Aaaah. Qué pelmazo era, ciego y todo.

Y qué feo, por Dios Santo.

Mireia creía que los feos, para no hacerse aún más desagradables, eran todos simpáticos. Pero no. Ahí tenía la prueba. Claro que éste a lo mejor no tenía ni idea de que era un espanto. Seguramente nadie de entre sus allegados había reunido todavía el valor suficiente para decírselo.

Bueno, la verdad, ¿qué se puede esperar de alguien que cree que las noches las hizo Dios para aliviar el resentimiento de los ciegos contra los que ven?

– Dejémoslo -dijo Mireia, fingiendo indiferencia-. No tengo ganas de pelearme con nadie.

– ¡Pues yo sí, yo sí tengo ganas de pelea! -cacareó Jacobo-. ¡Esto es la dialéctica, es la vida! ¡En la vida hay que pelear!

– Por eso, porque es la vida. Pero, en cuestiones de moral, no pienso discutir contigo ni con nadie.

– Claaaro… Porque sabes que llevas las de perder. Porque eso que planteas, el concubinato de una mujer con dos hombres, es una atrocidad. Hoy y siempre. -Jacobo respiraba agitado-. ¿No conocerás personalmente a alguna mujer que viva así como tú lo has descrito? ¿Tienes alguna amiga que viva con su ex marido y con su marido actual, y que se acueste cada noche con uno?

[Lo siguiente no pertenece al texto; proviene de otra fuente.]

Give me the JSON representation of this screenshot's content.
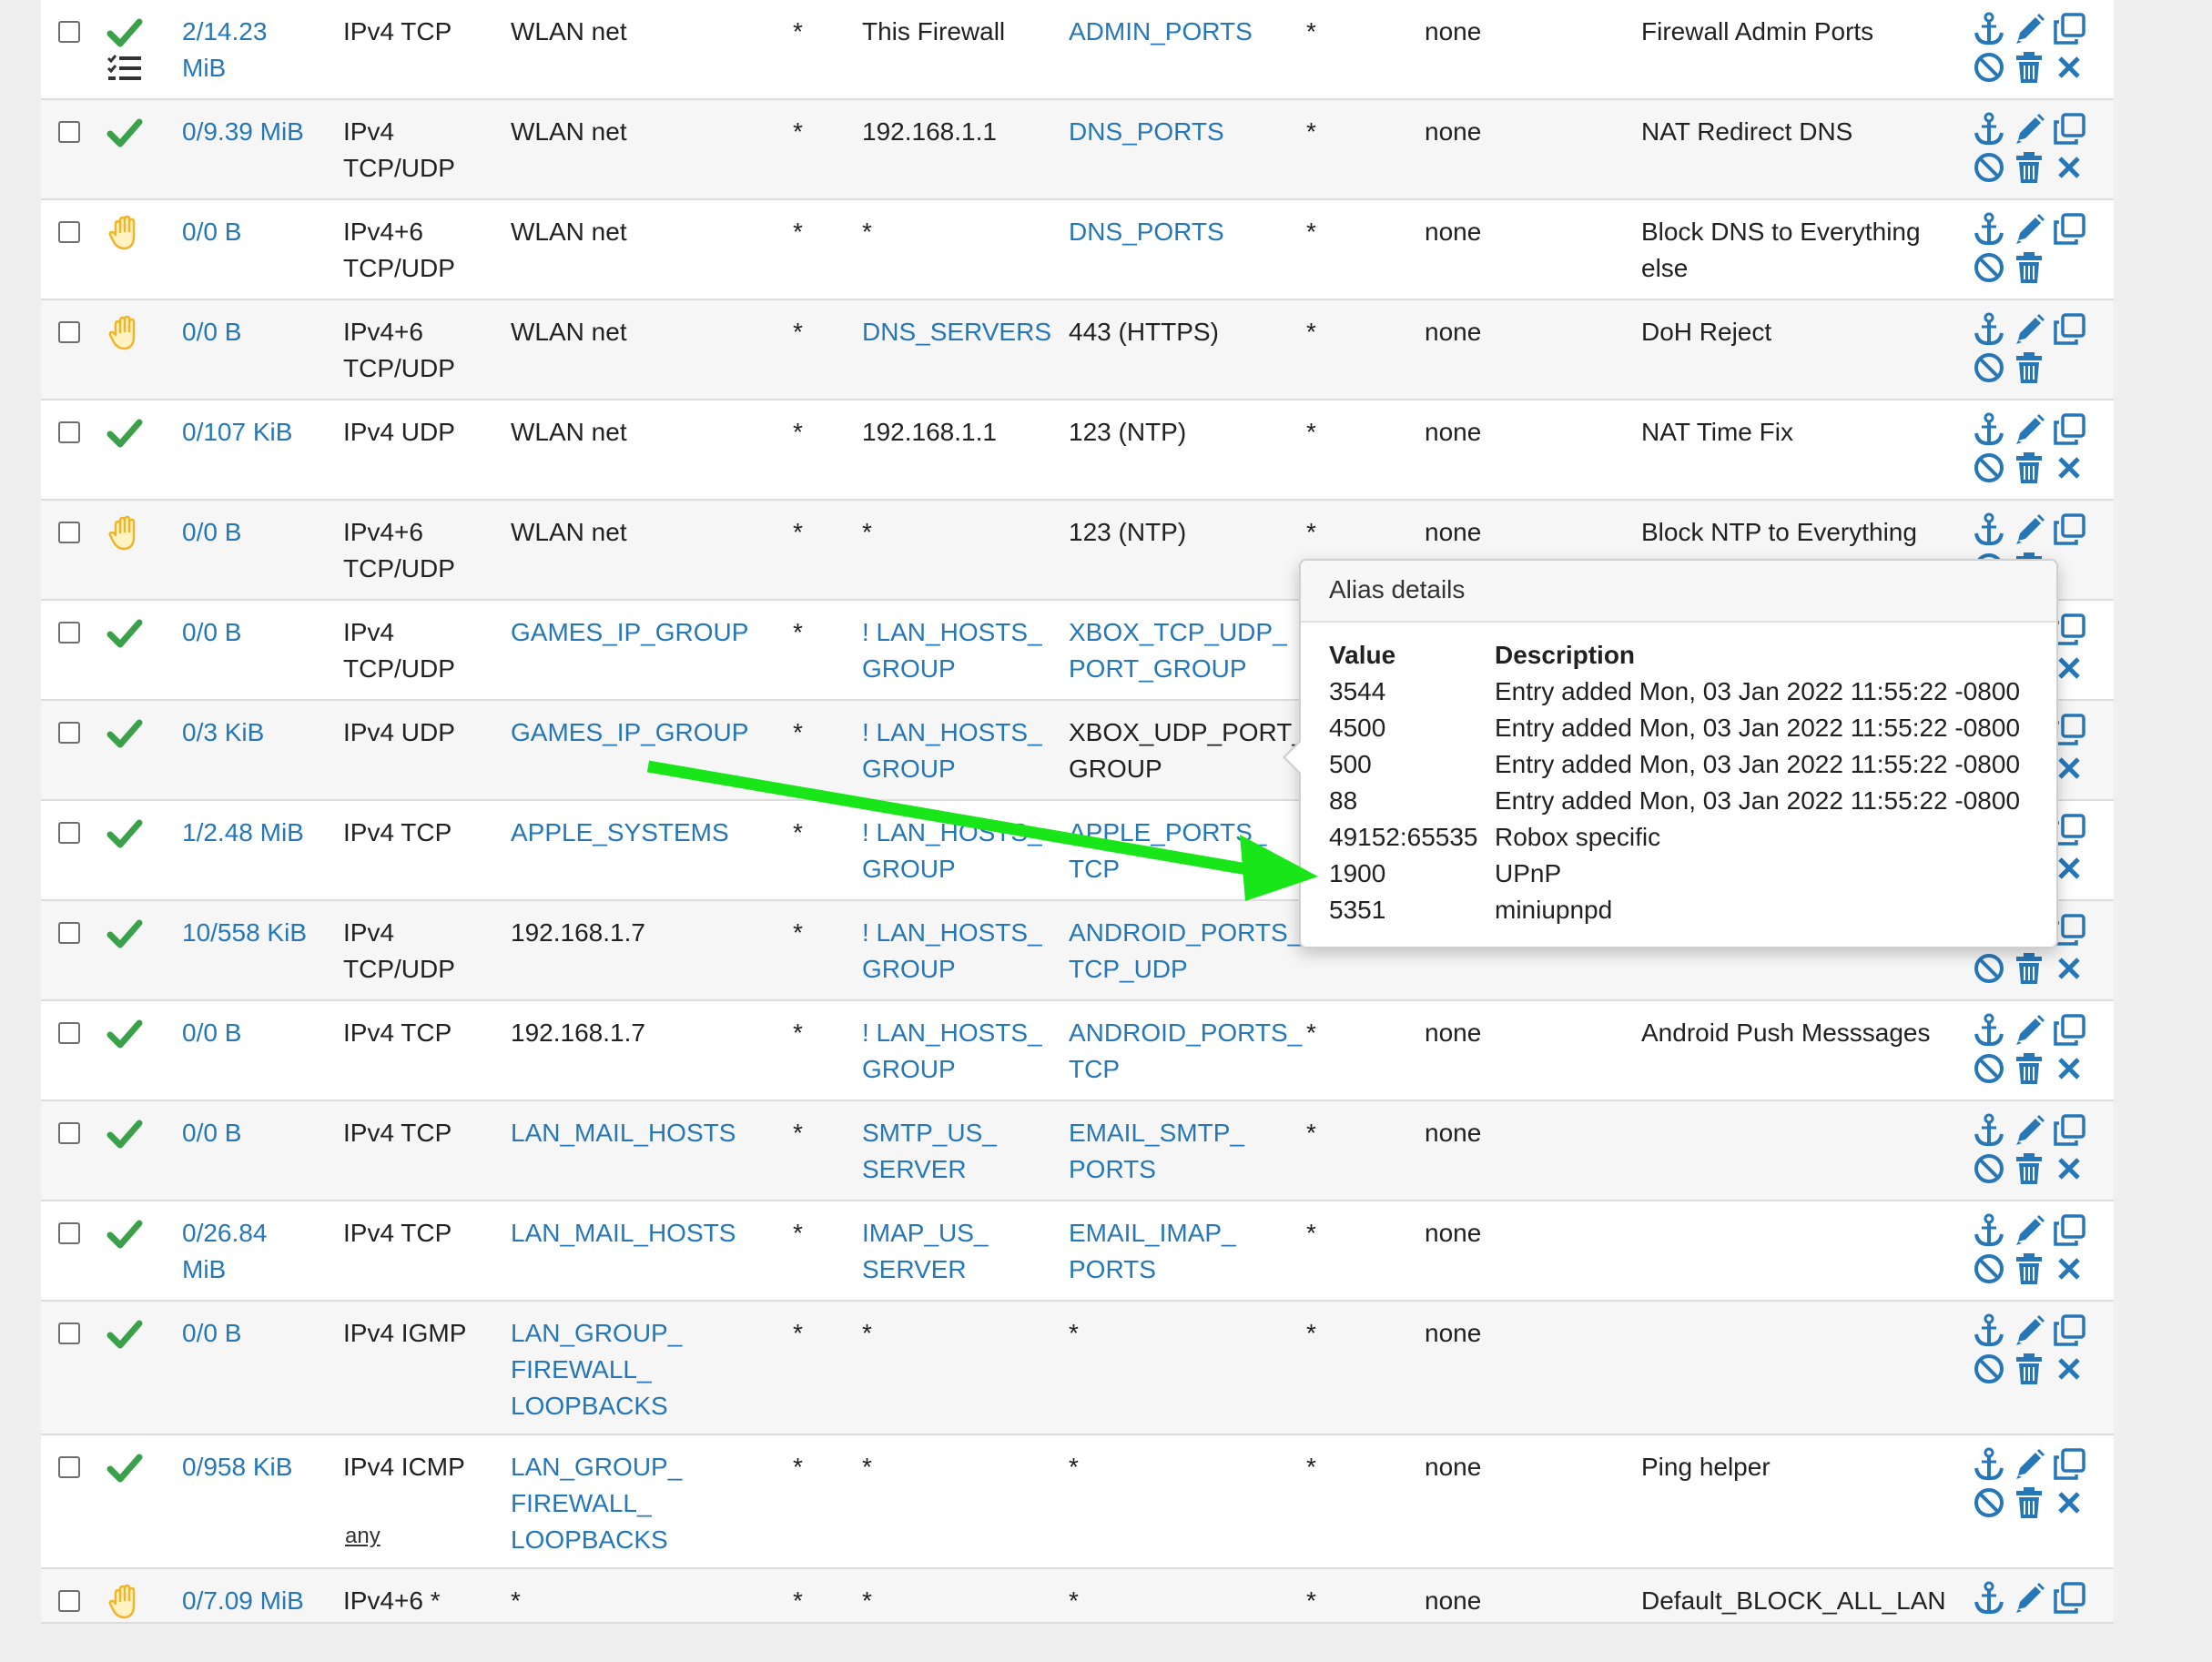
{
  "rules": [
    {
      "status": "pass",
      "extra_icon": "list-icon",
      "states": "2/14.23\nMiB",
      "protocol": "IPv4 TCP",
      "source": "WLAN net",
      "source_link": false,
      "src_port": "*",
      "destination": "This Firewall",
      "dest_link": false,
      "dst_port": "ADMIN_PORTS",
      "dst_port_link": true,
      "gateway": "*",
      "queue": "none",
      "description": "Firewall Admin Ports",
      "actions": [
        "anchor",
        "pencil",
        "copy",
        "ban",
        "trash",
        "times"
      ]
    },
    {
      "status": "pass",
      "states": "0/9.39 MiB",
      "protocol": "IPv4\nTCP/UDP",
      "source": "WLAN net",
      "source_link": false,
      "src_port": "*",
      "destination": "192.168.1.1",
      "dest_link": false,
      "dst_port": "DNS_PORTS",
      "dst_port_link": true,
      "gateway": "*",
      "queue": "none",
      "description": "NAT Redirect DNS",
      "actions": [
        "anchor",
        "pencil",
        "copy",
        "ban",
        "trash",
        "times"
      ]
    },
    {
      "status": "block",
      "states": "0/0 B",
      "protocol": "IPv4+6\nTCP/UDP",
      "source": "WLAN net",
      "source_link": false,
      "src_port": "*",
      "destination": "*",
      "dest_link": false,
      "dst_port": "DNS_PORTS",
      "dst_port_link": true,
      "gateway": "*",
      "queue": "none",
      "description": "Block DNS to Everything\nelse",
      "actions": [
        "anchor",
        "pencil",
        "copy",
        "ban",
        "trash"
      ]
    },
    {
      "status": "block",
      "states": "0/0 B",
      "protocol": "IPv4+6\nTCP/UDP",
      "source": "WLAN net",
      "source_link": false,
      "src_port": "*",
      "destination": "DNS_SERVERS",
      "dest_link": true,
      "dst_port": "443 (HTTPS)",
      "dst_port_link": false,
      "gateway": "*",
      "queue": "none",
      "description": "DoH Reject",
      "actions": [
        "anchor",
        "pencil",
        "copy",
        "ban",
        "trash"
      ]
    },
    {
      "status": "pass",
      "states": "0/107 KiB",
      "protocol": "IPv4 UDP",
      "source": "WLAN net",
      "source_link": false,
      "src_port": "*",
      "destination": "192.168.1.1",
      "dest_link": false,
      "dst_port": "123 (NTP)",
      "dst_port_link": false,
      "gateway": "*",
      "queue": "none",
      "description": "NAT Time Fix",
      "actions": [
        "anchor",
        "pencil",
        "copy",
        "ban",
        "trash",
        "times"
      ]
    },
    {
      "status": "block",
      "states": "0/0 B",
      "protocol": "IPv4+6\nTCP/UDP",
      "source": "WLAN net",
      "source_link": false,
      "src_port": "*",
      "destination": "*",
      "dest_link": false,
      "dst_port": "123 (NTP)",
      "dst_port_link": false,
      "gateway": "*",
      "queue": "none",
      "description": "Block NTP to Everything",
      "actions": [
        "anchor",
        "pencil",
        "copy",
        "ban",
        "trash"
      ]
    },
    {
      "status": "pass",
      "states": "0/0 B",
      "protocol": "IPv4\nTCP/UDP",
      "source": "GAMES_IP_GROUP",
      "source_link": true,
      "src_port": "*",
      "destination": "! LAN_HOSTS_\nGROUP",
      "dest_link": true,
      "dst_port": "XBOX_TCP_UDP_\nPORT_GROUP",
      "dst_port_link": true,
      "gateway": "",
      "queue": "",
      "description": "",
      "actions": [
        "anchor",
        "pencil",
        "copy",
        "ban",
        "trash",
        "times"
      ]
    },
    {
      "status": "pass",
      "states": "0/3 KiB",
      "protocol": "IPv4 UDP",
      "source": "GAMES_IP_GROUP",
      "source_link": true,
      "src_port": "*",
      "destination": "! LAN_HOSTS_\nGROUP",
      "dest_link": true,
      "dst_port": "XBOX_UDP_PORT_\nGROUP",
      "dst_port_link": false,
      "gateway": "",
      "queue": "",
      "description": "",
      "actions": [
        "anchor",
        "pencil",
        "copy",
        "ban",
        "trash",
        "times"
      ]
    },
    {
      "status": "pass",
      "states": "1/2.48 MiB",
      "protocol": "IPv4 TCP",
      "source": "APPLE_SYSTEMS",
      "source_link": true,
      "src_port": "*",
      "destination": "! LAN_HOSTS_\nGROUP",
      "dest_link": true,
      "dst_port": "APPLE_PORTS_\nTCP",
      "dst_port_link": true,
      "gateway": "",
      "queue": "",
      "description": "",
      "actions": [
        "anchor",
        "pencil",
        "copy",
        "ban",
        "trash",
        "times"
      ]
    },
    {
      "status": "pass",
      "states": "10/558 KiB",
      "protocol": "IPv4\nTCP/UDP",
      "source": "192.168.1.7",
      "source_link": false,
      "src_port": "*",
      "destination": "! LAN_HOSTS_\nGROUP",
      "dest_link": true,
      "dst_port": "ANDROID_PORTS_\nTCP_UDP",
      "dst_port_link": true,
      "gateway": "",
      "queue": "",
      "description": "",
      "actions": [
        "anchor",
        "pencil",
        "copy",
        "ban",
        "trash",
        "times"
      ]
    },
    {
      "status": "pass",
      "states": "0/0 B",
      "protocol": "IPv4 TCP",
      "source": "192.168.1.7",
      "source_link": false,
      "src_port": "*",
      "destination": "! LAN_HOSTS_\nGROUP",
      "dest_link": true,
      "dst_port": "ANDROID_PORTS_\nTCP",
      "dst_port_link": true,
      "gateway": "*",
      "queue": "none",
      "description": "Android Push Messsages",
      "actions": [
        "anchor",
        "pencil",
        "copy",
        "ban",
        "trash",
        "times"
      ]
    },
    {
      "status": "pass",
      "states": "0/0 B",
      "protocol": "IPv4 TCP",
      "source": "LAN_MAIL_HOSTS",
      "source_link": true,
      "src_port": "*",
      "destination": "SMTP_US_\nSERVER",
      "dest_link": true,
      "dst_port": "EMAIL_SMTP_\nPORTS",
      "dst_port_link": true,
      "gateway": "*",
      "queue": "none",
      "description": "",
      "actions": [
        "anchor",
        "pencil",
        "copy",
        "ban",
        "trash",
        "times"
      ]
    },
    {
      "status": "pass",
      "states": "0/26.84\nMiB",
      "protocol": "IPv4 TCP",
      "source": "LAN_MAIL_HOSTS",
      "source_link": true,
      "src_port": "*",
      "destination": "IMAP_US_\nSERVER",
      "dest_link": true,
      "dst_port": "EMAIL_IMAP_\nPORTS",
      "dst_port_link": true,
      "gateway": "*",
      "queue": "none",
      "description": "",
      "actions": [
        "anchor",
        "pencil",
        "copy",
        "ban",
        "trash",
        "times"
      ]
    },
    {
      "status": "pass",
      "states": "0/0 B",
      "protocol": "IPv4 IGMP",
      "source": "LAN_GROUP_\nFIREWALL_\nLOOPBACKS",
      "source_link": true,
      "src_port": "*",
      "destination": "*",
      "dest_link": false,
      "dst_port": "*",
      "dst_port_link": false,
      "gateway": "*",
      "queue": "none",
      "description": "",
      "actions": [
        "anchor",
        "pencil",
        "copy",
        "ban",
        "trash",
        "times"
      ]
    },
    {
      "status": "pass",
      "states": "0/958 KiB",
      "protocol": "IPv4 ICMP",
      "protocol_sub": "any",
      "source": "LAN_GROUP_\nFIREWALL_\nLOOPBACKS",
      "source_link": true,
      "src_port": "*",
      "destination": "*",
      "dest_link": false,
      "dst_port": "*",
      "dst_port_link": false,
      "gateway": "*",
      "queue": "none",
      "description": "Ping helper",
      "actions": [
        "anchor",
        "pencil",
        "copy",
        "ban",
        "trash",
        "times"
      ]
    },
    {
      "status": "block",
      "states": "0/7.09 MiB",
      "protocol": "IPv4+6 *",
      "source": "*",
      "source_link": false,
      "src_port": "*",
      "destination": "*",
      "dest_link": false,
      "dst_port": "*",
      "dst_port_link": false,
      "gateway": "*",
      "queue": "none",
      "description": "Default_BLOCK_ALL_LAN",
      "actions": [
        "anchor",
        "pencil",
        "copy"
      ]
    }
  ],
  "alias_popover": {
    "title": "Alias details",
    "value_header": "Value",
    "description_header": "Description",
    "entries": [
      {
        "value": "3544",
        "description": "Entry added Mon, 03 Jan 2022 11:55:22 -0800"
      },
      {
        "value": "4500",
        "description": "Entry added Mon, 03 Jan 2022 11:55:22 -0800"
      },
      {
        "value": "500",
        "description": "Entry added Mon, 03 Jan 2022 11:55:22 -0800"
      },
      {
        "value": "88",
        "description": "Entry added Mon, 03 Jan 2022 11:55:22 -0800"
      },
      {
        "value": "49152:65535",
        "description": "Robox specific"
      },
      {
        "value": "1900",
        "description": "UPnP"
      },
      {
        "value": "5351",
        "description": "miniupnpd"
      }
    ]
  },
  "colors": {
    "link": "#2677b8",
    "pass_check": "#3aa14a",
    "block_hand": "#f0b429",
    "action_icon": "#2677b8",
    "annotation_arrow": "#19e619"
  }
}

Por supuesto, Mireia no había contado que la mujer a la que se refería, el ejemplo que quería poner en discusión ante los contertulios, era ella misma.

– Eso no es de tu incumbencia, Jacobo -respondió. Y pensó: «Quédate con las ganas de saberlo y jódete, capullo», pero no lo dijo.

Gabriela Losada, una panadera de veintiocho años, rubia y sensual, con ojos de color aguamarina, levantó la mano.

– Quizás si se tratara de un hombre que vive con dos mujeres, un musulmán por ejemplo, o uno de esos mormones… nadie se escandalizaría tanto por la poligamia. De hecho, en algunos países de por ahí, incluso es legal -alegó. Tenía una voz profunda y atractiva, con un deje andaluz.

– ¡Eso digo yo! -gritó otra voz de mujer-. Los tíos son la repera. ¡Todas deberíamos tener al menos un marido de repuesto en casa! ¿A qué esperamos?

– ¡Yo no he dicho que…! -Jacobo sacudió la cabeza, furioso y sin saber hacia qué lugar dirigirse para contestar-. A mi modo de ver…

Trató de explicarse, pero los murmullos a su alrededor fueron elevándose hasta convertirse en un griterío mal contenido.

Vili, que seguía sentado sin decir nada, se puso en pie. Tenía un aire entre aburrido y avergonzado.

Tuvo que gritar él también hasta que consiguió hacerse oír.

– ¡Está bien!, ¡vamos, vamos! ¡Callaos de una vez! -Cuando las voces empezaron a decrecer de tono, y la mayoría de los comentarios se fueron apagando, él anunció-: Hacemos una pequeña pausa y seguimos dentro de veinte minutos con la gente que prefiera quedarse un rato más. Hasta la próxima semana para los que se vayan ahora mismo.

Encaminó sus pasos hacia la silla donde Ulises permanecía sentado y con la boca cerrada, pero escuchando con aire divertido a su amigo Jorge Almagro.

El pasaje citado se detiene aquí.